Auch als Wende-Verlierer kann man die Staffas beim besten Willen nicht bezeichnen. Norbert Staffa unterrichtete an der Kölner Wirtschaftsfachschule, betrieb anschließend noch 15 Jahre ein Reisebüro für Senioren. Auch seine Frau machte sich selbstständig und unterhielt einen Krankenpflegedienst. Es geht ihnen gut. Diesen Winter kam eine Photovoltaik-Anlage aufs Dach, nicht ganz billig, aber eben „unser eigenes kleines Kraftwerk“, wie Staffa lächelnd meint.
Austausch mit Gleichgesinnten angestrebt
Das „Faible“ für Russland ist nicht aus sozialem Unfrieden in Deutschland geboren und seine Vereinsarbeit ein „guter Zweck“, den er gern weiterverfolgen würde. Dafür werden in Russland nun Gleichgesinnte gesucht. „Wir wünschen uns wieder mehr kommunikative Beziehungen in die Russische Föderation“, sagt Staffa.
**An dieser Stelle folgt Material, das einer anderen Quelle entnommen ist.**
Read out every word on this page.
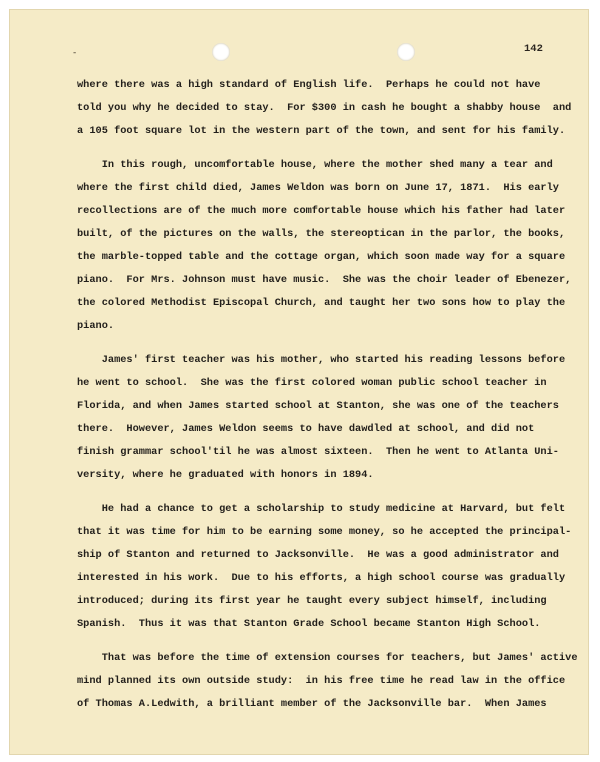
-	142

where there was a high standard of English life.  Perhaps he could not have
told you why he decided to stay.  For $300 in cash he bought a shabby house  and
a 105 foot square lot in the western part of the town, and sent for his family.

In this rough, uncomfortable house, where the mother shed many a tear and
where the first child died, James Weldon was born on June 17, 1871.  His early
recollections are of the much more comfortable house which his father had later
built, of the pictures on the walls, the stereoptican in the parlor, the books,
the marble-topped table and the cottage organ, which soon made way for a square
piano.  For Mrs. Johnson must have music.  She was the choir leader of Ebenezer,
the colored Methodist Episcopal Church, and taught her two sons how to play the
piano.

James' first teacher was his mother, who started his reading lessons before
he went to school.  She was the first colored woman public school teacher in
Florida, and when James started school at Stanton, she was one of the teachers
there.  However, James Weldon seems to have dawdled at school, and did not
finish grammar school'til he was almost sixteen.  Then he went to Atlanta Uni-
versity, where he graduated with honors in 1894.

He had a chance to get a scholarship to study medicine at Harvard, but felt
that it was time for him to be earning some money, so he accepted the principal-
ship of Stanton and returned to Jacksonville.  He was a good administrator and
interested in his work.  Due to his efforts, a high school course was gradually
introduced; during its first year he taught every subject himself, including
Spanish.  Thus it was that Stanton Grade School became Stanton High School.

That was before the time of extension courses for teachers, but James' active
mind planned its own outside study:  in his free time he read law in the office
of Thomas A.Ledwith, a brilliant member of the Jacksonville bar.  When James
Angesprochen fühlen dürfen sich nach seinen Worten Organisationen, soziale Projekte, Interessentenkreise oder auch Einzelpersonen, die an einem Austausch interessiert sind. Man wolle die Traditionen am Leben erhalten und „im Denken der Menschen eine Spur hinterlassen“. Europa, so Staffa, dürfe nicht im Baltikum enden, sondern müsse bis zum Ural reichen. Mindestens.